Hypothesis: There are at least three possible molecular models of cholesteatoma pathogenesis. Cholesteatoma may arise as a result of 1) the induction of a preneoplastic or neoplastic transformation event; 2) a defective wound-healing process; and/or 3) a pathologic collision of the host inflammatory response, normal middle ear epithelium, and a bacterial infection.
Background: There have been a number of speculations concerning the factors that foster the development of cholesteatoma. Before resolving the molecular basis for the pathogenesis of cholesteatomas, it is important to present and test plausible models that could explain how a cholesteatoma becomes invasive, migratory, hyperproliferative, aggressive, and recidivistic.
Methods: The authors evaluated by various techniques (e.g., immunohistochemistry, flow cytometry, and image analysis) a large number of cholesteatomas of all types (e.g., primary and secondary acquired, recurrent, and congenital) and a range of normal tissues (tympanic membrane, canal wall skin, and postauricular skin) for the expression of various proteins (e.g., p53, ectopeptidases, tryptase) and for the presence of DNA aneuploidy.
Results and conclusions: The authors' published and unpublished studies to date support several suppositions concerning the pathology of cholesteatomas.
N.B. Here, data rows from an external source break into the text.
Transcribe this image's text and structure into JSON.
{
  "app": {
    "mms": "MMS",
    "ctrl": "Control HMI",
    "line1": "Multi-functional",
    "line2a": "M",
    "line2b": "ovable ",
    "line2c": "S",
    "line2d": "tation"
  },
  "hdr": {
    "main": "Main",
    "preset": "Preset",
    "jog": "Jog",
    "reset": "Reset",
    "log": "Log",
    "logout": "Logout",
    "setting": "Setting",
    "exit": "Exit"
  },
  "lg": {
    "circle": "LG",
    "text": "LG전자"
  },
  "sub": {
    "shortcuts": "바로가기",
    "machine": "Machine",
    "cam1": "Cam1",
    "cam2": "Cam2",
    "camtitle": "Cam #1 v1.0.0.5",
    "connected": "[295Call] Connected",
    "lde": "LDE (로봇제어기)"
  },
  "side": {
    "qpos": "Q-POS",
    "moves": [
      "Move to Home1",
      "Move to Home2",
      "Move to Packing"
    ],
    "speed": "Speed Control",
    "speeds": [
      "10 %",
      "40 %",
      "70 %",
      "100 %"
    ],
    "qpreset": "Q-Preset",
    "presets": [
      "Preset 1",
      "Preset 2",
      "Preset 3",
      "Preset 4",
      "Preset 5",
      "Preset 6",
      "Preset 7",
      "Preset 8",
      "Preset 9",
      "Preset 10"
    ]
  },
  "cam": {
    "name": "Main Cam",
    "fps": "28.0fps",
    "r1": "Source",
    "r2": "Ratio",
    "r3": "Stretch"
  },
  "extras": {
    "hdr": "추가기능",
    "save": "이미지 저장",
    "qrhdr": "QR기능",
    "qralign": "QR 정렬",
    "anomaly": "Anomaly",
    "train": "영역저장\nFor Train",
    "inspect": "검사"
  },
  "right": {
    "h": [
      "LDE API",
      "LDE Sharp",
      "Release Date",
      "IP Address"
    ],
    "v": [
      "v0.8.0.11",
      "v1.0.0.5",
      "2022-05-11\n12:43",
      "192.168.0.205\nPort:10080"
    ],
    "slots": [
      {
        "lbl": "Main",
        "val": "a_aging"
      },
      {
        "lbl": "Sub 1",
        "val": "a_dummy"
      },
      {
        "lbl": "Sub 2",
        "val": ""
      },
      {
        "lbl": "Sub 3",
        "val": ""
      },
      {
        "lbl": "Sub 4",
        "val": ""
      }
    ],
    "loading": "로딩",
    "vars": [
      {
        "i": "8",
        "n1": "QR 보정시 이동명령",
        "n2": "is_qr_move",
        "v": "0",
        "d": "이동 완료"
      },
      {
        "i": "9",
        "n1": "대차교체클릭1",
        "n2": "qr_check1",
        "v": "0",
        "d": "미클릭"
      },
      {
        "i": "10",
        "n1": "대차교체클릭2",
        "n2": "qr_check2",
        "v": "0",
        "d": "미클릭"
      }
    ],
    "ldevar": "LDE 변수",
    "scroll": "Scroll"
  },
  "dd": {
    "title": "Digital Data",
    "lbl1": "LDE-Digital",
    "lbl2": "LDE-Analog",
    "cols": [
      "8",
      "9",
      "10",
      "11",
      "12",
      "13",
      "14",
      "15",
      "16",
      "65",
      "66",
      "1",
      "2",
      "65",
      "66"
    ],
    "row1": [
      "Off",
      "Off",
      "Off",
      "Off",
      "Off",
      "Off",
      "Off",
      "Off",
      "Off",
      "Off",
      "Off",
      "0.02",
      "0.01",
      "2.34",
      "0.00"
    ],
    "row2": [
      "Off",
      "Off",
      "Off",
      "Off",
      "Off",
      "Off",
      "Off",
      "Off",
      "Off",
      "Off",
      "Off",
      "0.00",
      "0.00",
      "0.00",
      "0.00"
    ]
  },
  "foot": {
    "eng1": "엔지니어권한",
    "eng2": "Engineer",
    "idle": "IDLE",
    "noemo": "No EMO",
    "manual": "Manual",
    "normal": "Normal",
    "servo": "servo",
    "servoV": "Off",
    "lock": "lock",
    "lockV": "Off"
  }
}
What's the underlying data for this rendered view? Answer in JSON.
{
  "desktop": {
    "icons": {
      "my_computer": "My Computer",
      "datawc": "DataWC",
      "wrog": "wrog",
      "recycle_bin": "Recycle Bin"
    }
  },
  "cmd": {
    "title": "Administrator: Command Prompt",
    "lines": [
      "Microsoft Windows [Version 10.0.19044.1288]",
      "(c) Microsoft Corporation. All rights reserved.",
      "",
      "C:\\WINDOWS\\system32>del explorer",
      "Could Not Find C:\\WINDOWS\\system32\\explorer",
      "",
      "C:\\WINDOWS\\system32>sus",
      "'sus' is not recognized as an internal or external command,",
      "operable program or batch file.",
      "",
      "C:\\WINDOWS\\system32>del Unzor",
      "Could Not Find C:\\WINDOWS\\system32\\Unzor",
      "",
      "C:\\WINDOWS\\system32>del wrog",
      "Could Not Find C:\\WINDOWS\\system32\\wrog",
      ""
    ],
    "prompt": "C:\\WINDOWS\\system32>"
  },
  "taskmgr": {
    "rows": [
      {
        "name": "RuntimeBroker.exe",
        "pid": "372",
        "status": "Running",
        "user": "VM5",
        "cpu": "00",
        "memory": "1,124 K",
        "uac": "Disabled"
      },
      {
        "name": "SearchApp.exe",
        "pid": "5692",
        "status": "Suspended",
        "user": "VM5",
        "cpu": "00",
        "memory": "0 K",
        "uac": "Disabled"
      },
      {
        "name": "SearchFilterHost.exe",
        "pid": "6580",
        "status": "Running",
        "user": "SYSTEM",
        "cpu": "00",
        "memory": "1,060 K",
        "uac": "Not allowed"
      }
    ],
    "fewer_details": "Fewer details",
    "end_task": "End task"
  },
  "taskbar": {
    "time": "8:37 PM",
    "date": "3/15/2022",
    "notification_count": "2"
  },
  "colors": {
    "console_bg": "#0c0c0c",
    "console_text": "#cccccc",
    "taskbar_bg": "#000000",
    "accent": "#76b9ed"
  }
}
First, cholesteatoma epithelium behaves more like a wound-healing process than a neoplasm. The available evidence to date does not indicate that cholesteatomas have inherent genetic instability, a critical feature of all malignant lesions. Second, the induction of hyperproliferative cells in all layers of the cholesteatoma epidermis implicates a potential idiopathic response to both internal events as well as external stimuli in the form of cytokines released by infiltrating inflammatory cells. Third, the presence of bacteria may provide a critical link between the cholesteatoma and the host, which prevents the cholesteatoma epithelium from terminating specific differentiation programs and returning to a quiescent state in which it becomes minimally proliferative, nonmigratory, and noninvasive. Fourth, none of our data suggest that there are any obvious molecular or cellular differences among the various types of cholesteatomas (e.g., primary and secondary acquired, recidivistic, and congenital). Continued research should delineate the precise molecular and cellular dysfunction involved in the pathogenesis of cholesteatomas and how this knowledge can be useful in the clinical management of cholesteatomas.